Although I keep my mouth shut, I get sick when I hear dubs talk about how the WTBS never encouraged the brothers 1975 was it. The people don't know I was operating the press '73-'76 and proof read the mags over and over as the press was running. I know what was said and written!!!
Since I felt doomed to die at Armageddon since I was around 7 or 8, I was always fearful in general and depressed. When they announced 1975 as something big going to happen, I started contemplating on how to commit suicide. I'd rather kill myself than have God destroy me because I was bad.. So I was 17 when the keynote talk was given at Kezar stadium on a sunday. I remember the build up. Almost 6,000 years since Adam created. Then he named the animals. How long did it take? Not long since there wasn't as many varieties. How long after that was Eve created? We don't know but, not long. How long till they were cast out, not long (because of course, Eve didn't get pregnant)

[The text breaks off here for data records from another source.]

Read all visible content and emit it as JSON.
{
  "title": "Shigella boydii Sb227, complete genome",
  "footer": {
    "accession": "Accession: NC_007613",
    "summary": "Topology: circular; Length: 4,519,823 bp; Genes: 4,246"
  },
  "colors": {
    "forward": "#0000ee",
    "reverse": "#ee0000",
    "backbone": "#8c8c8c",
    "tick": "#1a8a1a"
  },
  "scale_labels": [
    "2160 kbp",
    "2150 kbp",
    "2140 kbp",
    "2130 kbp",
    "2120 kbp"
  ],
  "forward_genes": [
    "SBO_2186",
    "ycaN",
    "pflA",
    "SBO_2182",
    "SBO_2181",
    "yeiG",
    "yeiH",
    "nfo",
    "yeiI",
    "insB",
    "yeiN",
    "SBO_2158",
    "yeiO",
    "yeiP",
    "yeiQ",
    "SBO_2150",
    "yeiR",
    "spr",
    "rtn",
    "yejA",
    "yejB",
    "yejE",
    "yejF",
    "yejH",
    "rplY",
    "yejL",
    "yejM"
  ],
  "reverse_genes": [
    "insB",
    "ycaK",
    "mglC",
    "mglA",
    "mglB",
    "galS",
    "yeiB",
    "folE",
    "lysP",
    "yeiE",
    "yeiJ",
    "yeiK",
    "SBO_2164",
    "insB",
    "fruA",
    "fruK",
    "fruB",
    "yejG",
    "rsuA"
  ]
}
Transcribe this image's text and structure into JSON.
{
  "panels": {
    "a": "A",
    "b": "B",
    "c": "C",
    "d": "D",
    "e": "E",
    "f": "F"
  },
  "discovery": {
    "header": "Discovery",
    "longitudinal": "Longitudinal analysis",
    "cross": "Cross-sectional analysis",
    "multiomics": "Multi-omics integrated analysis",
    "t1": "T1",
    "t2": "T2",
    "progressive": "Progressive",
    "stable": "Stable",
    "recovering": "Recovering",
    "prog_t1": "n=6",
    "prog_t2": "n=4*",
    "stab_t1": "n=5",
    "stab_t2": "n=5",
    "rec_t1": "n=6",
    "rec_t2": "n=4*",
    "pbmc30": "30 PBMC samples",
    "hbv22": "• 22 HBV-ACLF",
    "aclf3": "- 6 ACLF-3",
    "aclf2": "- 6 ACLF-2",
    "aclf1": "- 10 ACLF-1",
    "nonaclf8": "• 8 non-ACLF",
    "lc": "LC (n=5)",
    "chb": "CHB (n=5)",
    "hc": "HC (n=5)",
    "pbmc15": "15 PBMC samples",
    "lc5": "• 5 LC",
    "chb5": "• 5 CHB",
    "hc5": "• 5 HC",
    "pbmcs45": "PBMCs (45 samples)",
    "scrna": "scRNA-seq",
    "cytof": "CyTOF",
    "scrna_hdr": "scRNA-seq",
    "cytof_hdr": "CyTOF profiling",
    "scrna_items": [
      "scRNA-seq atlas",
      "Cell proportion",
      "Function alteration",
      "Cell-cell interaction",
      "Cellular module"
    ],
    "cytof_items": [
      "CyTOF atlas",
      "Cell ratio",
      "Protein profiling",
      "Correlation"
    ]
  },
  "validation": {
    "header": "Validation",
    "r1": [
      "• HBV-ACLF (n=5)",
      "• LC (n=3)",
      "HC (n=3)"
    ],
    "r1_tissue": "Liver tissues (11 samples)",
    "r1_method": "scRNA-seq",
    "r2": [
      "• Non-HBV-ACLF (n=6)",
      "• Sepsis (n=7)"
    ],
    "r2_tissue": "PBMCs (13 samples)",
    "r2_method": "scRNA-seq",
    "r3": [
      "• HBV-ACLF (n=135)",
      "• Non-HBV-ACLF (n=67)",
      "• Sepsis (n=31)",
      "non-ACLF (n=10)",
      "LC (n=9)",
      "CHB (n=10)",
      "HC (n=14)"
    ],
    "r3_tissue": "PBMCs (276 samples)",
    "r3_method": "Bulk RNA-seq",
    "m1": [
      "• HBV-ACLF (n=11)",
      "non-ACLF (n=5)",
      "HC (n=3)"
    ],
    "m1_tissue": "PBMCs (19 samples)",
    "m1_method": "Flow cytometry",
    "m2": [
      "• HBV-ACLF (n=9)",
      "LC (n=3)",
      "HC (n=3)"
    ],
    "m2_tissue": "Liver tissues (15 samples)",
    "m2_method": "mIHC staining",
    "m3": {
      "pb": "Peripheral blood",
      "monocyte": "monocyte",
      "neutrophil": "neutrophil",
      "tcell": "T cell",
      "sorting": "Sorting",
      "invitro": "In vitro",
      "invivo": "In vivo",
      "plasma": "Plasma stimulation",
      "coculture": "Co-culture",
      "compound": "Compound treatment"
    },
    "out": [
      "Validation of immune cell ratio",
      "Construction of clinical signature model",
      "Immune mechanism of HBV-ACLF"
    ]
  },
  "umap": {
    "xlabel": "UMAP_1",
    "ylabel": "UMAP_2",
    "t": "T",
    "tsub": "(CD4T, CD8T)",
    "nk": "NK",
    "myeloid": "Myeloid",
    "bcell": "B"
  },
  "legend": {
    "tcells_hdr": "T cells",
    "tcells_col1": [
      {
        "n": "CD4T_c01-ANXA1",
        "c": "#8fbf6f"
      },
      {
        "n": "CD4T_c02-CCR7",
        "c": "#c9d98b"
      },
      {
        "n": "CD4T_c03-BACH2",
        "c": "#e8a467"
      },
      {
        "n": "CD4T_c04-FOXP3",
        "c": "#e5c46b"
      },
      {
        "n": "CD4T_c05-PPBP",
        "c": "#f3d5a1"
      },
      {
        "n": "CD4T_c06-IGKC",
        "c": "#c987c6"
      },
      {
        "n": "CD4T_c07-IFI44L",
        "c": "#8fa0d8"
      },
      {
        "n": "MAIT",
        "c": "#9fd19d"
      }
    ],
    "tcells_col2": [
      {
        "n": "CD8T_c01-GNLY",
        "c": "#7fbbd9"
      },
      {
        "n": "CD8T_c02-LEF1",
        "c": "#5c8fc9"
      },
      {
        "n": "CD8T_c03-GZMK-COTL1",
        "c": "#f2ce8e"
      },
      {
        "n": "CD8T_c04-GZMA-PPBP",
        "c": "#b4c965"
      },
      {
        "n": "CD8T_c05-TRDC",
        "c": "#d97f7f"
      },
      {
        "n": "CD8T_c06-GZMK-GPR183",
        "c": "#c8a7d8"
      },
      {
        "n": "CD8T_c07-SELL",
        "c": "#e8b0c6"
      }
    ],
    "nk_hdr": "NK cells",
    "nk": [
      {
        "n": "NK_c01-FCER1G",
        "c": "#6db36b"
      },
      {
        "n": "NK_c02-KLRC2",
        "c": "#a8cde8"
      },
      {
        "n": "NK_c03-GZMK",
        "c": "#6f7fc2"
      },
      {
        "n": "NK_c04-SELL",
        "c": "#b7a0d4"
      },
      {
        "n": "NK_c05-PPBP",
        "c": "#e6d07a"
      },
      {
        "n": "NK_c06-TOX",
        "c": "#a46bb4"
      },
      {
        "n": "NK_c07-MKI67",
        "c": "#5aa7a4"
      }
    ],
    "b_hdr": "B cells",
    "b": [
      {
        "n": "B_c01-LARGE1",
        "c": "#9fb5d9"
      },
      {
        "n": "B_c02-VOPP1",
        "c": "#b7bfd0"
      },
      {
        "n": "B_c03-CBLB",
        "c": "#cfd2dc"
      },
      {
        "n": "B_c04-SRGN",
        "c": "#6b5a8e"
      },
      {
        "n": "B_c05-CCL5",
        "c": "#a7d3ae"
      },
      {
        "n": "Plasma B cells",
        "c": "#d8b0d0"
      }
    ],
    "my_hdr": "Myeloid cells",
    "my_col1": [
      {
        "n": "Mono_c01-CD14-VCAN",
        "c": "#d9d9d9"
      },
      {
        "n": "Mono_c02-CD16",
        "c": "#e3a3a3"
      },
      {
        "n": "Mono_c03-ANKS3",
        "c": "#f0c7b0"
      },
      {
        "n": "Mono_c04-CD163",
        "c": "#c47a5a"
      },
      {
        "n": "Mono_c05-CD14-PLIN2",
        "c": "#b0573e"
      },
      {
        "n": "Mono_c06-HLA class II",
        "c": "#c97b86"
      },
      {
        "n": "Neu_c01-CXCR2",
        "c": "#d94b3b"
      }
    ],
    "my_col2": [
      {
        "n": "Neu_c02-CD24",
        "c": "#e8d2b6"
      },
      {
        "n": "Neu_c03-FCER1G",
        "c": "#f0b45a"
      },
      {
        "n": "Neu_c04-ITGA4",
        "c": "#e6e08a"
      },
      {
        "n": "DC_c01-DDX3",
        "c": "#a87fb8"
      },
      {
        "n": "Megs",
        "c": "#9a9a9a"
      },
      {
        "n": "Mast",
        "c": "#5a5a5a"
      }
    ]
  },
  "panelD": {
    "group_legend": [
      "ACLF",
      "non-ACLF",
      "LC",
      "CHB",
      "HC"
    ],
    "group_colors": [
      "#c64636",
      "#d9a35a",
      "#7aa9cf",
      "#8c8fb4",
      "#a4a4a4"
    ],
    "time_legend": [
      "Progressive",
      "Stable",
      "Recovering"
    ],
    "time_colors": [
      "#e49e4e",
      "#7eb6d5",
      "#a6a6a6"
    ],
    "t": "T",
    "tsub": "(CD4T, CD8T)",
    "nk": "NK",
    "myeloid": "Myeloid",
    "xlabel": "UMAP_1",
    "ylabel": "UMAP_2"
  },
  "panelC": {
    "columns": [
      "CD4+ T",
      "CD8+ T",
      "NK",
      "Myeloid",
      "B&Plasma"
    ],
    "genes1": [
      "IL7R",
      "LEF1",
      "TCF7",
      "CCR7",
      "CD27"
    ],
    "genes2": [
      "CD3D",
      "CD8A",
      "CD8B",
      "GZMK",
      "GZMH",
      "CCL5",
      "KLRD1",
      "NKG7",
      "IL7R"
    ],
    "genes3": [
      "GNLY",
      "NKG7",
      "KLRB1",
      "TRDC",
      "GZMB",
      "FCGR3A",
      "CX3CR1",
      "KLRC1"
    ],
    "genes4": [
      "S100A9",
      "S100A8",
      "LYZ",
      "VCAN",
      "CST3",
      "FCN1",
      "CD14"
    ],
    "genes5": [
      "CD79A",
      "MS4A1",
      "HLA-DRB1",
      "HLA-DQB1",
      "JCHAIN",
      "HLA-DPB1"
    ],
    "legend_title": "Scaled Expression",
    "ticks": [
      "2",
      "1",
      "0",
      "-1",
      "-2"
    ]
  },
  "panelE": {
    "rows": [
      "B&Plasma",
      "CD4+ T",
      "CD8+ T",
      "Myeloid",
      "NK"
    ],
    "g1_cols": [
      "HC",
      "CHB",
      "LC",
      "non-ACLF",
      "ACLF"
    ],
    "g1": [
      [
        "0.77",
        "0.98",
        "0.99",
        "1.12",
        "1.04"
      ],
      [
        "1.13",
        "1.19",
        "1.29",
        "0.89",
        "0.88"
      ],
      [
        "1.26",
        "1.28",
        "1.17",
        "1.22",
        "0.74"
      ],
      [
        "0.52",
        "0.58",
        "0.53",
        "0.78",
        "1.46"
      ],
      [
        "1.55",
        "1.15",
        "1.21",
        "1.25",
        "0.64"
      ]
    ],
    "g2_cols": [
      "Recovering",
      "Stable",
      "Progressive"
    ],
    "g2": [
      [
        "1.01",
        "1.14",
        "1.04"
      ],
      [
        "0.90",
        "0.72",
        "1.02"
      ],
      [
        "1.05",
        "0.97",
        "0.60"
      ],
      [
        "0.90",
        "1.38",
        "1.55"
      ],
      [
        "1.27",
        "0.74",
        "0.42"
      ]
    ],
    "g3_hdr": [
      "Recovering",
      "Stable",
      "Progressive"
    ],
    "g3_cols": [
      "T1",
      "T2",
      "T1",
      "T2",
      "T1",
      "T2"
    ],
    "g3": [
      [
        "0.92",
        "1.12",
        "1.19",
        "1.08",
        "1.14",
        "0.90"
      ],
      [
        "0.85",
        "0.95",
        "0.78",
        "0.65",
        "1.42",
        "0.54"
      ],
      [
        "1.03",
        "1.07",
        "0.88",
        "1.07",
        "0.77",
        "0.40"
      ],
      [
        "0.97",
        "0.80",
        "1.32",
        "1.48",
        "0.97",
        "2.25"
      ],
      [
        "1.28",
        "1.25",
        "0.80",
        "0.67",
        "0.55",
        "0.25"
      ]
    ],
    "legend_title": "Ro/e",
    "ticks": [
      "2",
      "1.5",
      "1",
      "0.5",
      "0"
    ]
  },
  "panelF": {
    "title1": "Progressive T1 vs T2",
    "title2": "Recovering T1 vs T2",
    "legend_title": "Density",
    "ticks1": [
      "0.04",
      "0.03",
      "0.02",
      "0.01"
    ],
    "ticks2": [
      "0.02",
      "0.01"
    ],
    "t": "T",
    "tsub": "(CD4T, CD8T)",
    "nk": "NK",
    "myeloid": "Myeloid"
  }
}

So brothers and sisters, maybe a few months, weeks, we don't know, but soon etc. about the coming year of 1975 things will happen. Where will you be etc, what will you be doing? The whole stadium was silent. I left my seat to go to the bathroom. Which was just my way of finding a place I could sob silently at my upcoming death. I must have looked terrible with snot running down and red eyes and nose. But I guess I was also good at hiding it by keeping my head down. My older sister didn't notice a thing she said.
Sadly, I still remained a prisoner of this religion most of my life believing it was a "truth" even if it destroyed me.